Кстати, госпожа Хомлоди, урожденная Амалия Лабихан, была сестрой почившей в бозе жены Пала Ности, Милевы Лабихан, матери Фери. Это была шустрая дама лет сорока — пятидесяти с резко выраженными монгольскими чертами лица, посреди которого, словно два раскаленных черных уголька, жарко светились крохотные раскосые глазки. (Какими же они были лет двадцать — тридцать назад!) Впрочем, она была скорее уродлива, нежели красива, у нее был плоский татарский нос, плоская грудь, очень низкий лоб, вернее, узенькая полоска вместо лба. Все диву давались, где помещается там столько ума. Ибо «песьеголовая герцогиня» слыла в комитате умницей. А знатностью, так и вовсе всех превзошла, хотя происходила из простой дворянской семьи. Но говорят, что в XIII веке предки ее были князьями осевших здесь пяти татарских деревень — Фелшё- и Алшо-Татарди, Махорна, Дренка и Воглани, — о чем, кроме их фамилии Лабихан (Лаби-хан), свидетельствовала еще и уцелевшая семейная реликвия — перстень с печатью, на которой изображены были два сцепившихся дракона. Для жителей пяти татарских деревень это кольцо значило не меньше, чем священная корона для венгров или «большая печать», для англичан, в которой, как утверждают, гораздо больше было от личности короля, чем в нем самом. Так что печатка, попавшая со временем из мужских рук в шкатулку госпожи Хомлоди (последнего Лабихана, брата госпожи Хомлоди и госпожи Ности, разорвал на охоте медведь), до сих пор является реликвией, достойной сюзерена, и если, скажем, последний отпрыск ханской семьи, пусть даже женщина, ставила во время депутатских выборов печать на приказе, предлагавшем голосовать за Пала Ности, то жители пяти деревень все, как один, вставали под флаг Ности и готовы были стоять, даже не евши, не пивши, ибо так повелела ханская печать.
Однако при всем своем уродстве «песьеголовая герцогиням была необычайно интересной особой, походка у нее была упругая, при каждом слове все мышцы лица приходили в движение, а когда она улыбалась, лицо ее светилось, словно залитые солнцем края. Все говорило, пело в ней, даже крохотные ее уши.

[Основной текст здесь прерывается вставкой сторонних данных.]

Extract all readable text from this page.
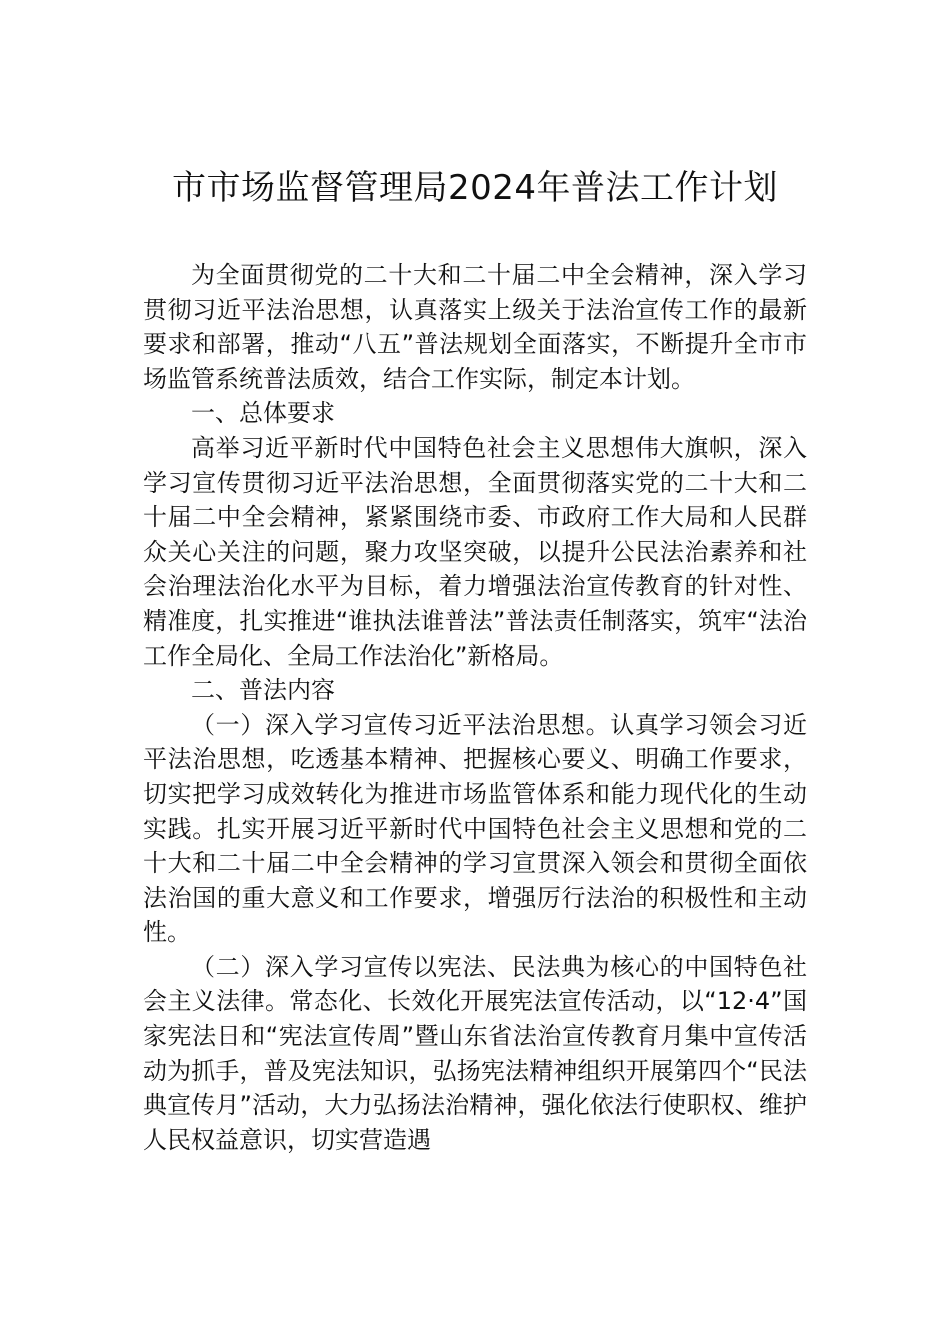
市市场监督管理局2024年普法工作计划

为全面贯彻党的二十大和二十届二中全会精神，深入学习贯彻习近平法治思想，认真落实上级关于法治宣传工作的最新要求和部署，推动“八五”普法规划全面落实，不断提升全市市场监管系统普法质效，结合工作实际，制定本计划。

一、总体要求

高举习近平新时代中国特色社会主义思想伟大旗帜，深入学习宣传贯彻习近平法治思想，全面贯彻落实党的二十大和二十届二中全会精神，紧紧围绕市委、市政府工作大局和人民群众关心关注的问题，聚力攻坚突破，以提升公民法治素养和社会治理法治化水平为目标，着力增强法治宣传教育的针对性、精准度，扎实推进“谁执法谁普法”普法责任制落实，筑牢“法治工作全局化、全局工作法治化”新格局。

二、普法内容

（一）深入学习宣传习近平法治思想。认真学习领会习近平法治思想，吃透基本精神、把握核心要义、明确工作要求，切实把学习成效转化为推进市场监管体系和能力现代化的生动实践。扎实开展习近平新时代中国特色社会主义思想和党的二十大和二十届二中全会精神的学习宣贯深入领会和贯彻全面依法治国的重大意义和工作要求，增强厉行法治的积极性和主动性。

（二）深入学习宣传以宪法、民法典为核心的中国特色社会主义法律。常态化、长效化开展宪法宣传活动，以“12·4”国家宪法日和“宪法宣传周”暨山东省法治宣传教育月集中宣传活动为抓手，普及宪法知识，弘扬宪法精神组织开展第四个“民法典宣传月”活动，大力弘扬法治精神，强化依法行使职权、维护人民权益意识，切实营造遇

Когда она выслушала господина Ности, ее черные глазка, запрыгали от удовольствия.
— Охотника я знаю, а вот дичь — нет, — быстро затараторила она, потом, оглядев зал, подозвала к себе Фери, который листал какой-то альбом. — Все в порядке! Вы обратились по адресу. Дело будет сделано! А теперь позвольте мне поговорить с мальчиком. Иди, иди-ка сюда, ты, ветрогон. Правда то, что сказал твой отец?

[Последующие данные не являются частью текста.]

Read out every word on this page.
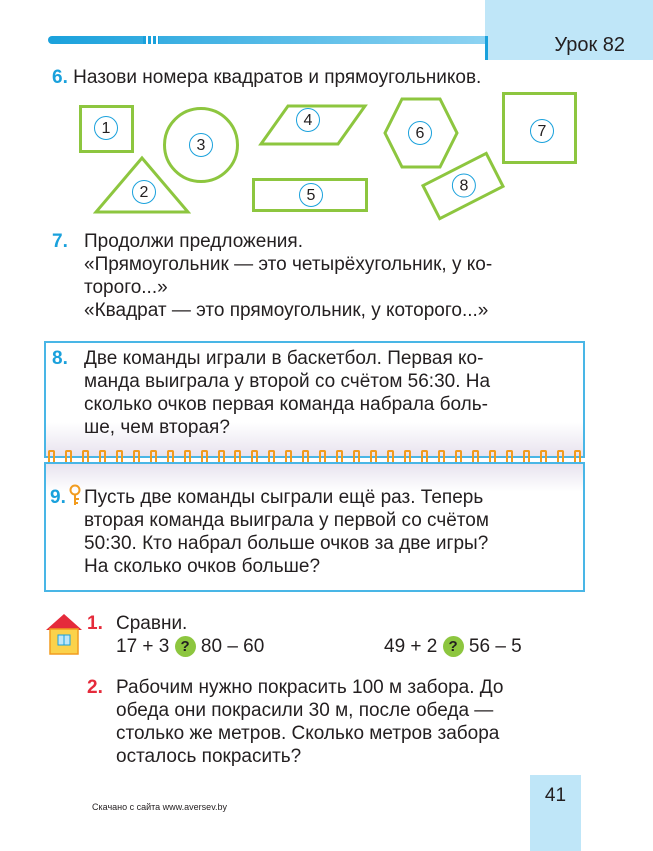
Урок 82
6. Назови номера квадратов и прямоугольников.
1
2
3
4
5
6	7
8
7. Продолжи предложения.
«Прямоугольник — это четырёхугольник, у ко-
торого...»
«Квадрат — это прямоугольник, у которого...»
8. Две команды играли в баскетбол. Первая ко-
манда выиграла у второй со счётом 56:30. На
сколько очков первая команда набрала боль-
ше, чем вторая?
9. Пусть две команды сыграли ещё раз. Теперь
вторая команда выиграла у первой со счётом
50:30. Кто набрал больше очков за две игры?
На сколько очков больше?
1. Сравни.
17 + 3 ? 80 – 60	49 + 2 ? 56 – 5
2. Рабочим нужно покрасить 100 м забора. До
обеда они покрасили 30 м, после обеда —
столько же метров. Сколько метров забора
осталось покрасить?
Скачано с сайта www.aversev.by
41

— Смотря по тому, что он сказал.
— Что тебе захотелось жениться.
— Стало быть, отец обратился к вам за помощью, тетя Мали?
— Твой отец знает, к кому обращаться.
— А ее он назвал?
— Конечно! Ведь цели можно достигнуть только при величайшем доверии. Но и при величайшей осторожности. Ибо, запомни, так называемых неопытных девушек на свете нет, они существуют лишь до той поры, пока не влюбились. Хитра лиса, но влюбленная девушка гораздо хитрее.
— В том-то и беда, что она не влюблена. Я даже незнаком с ней.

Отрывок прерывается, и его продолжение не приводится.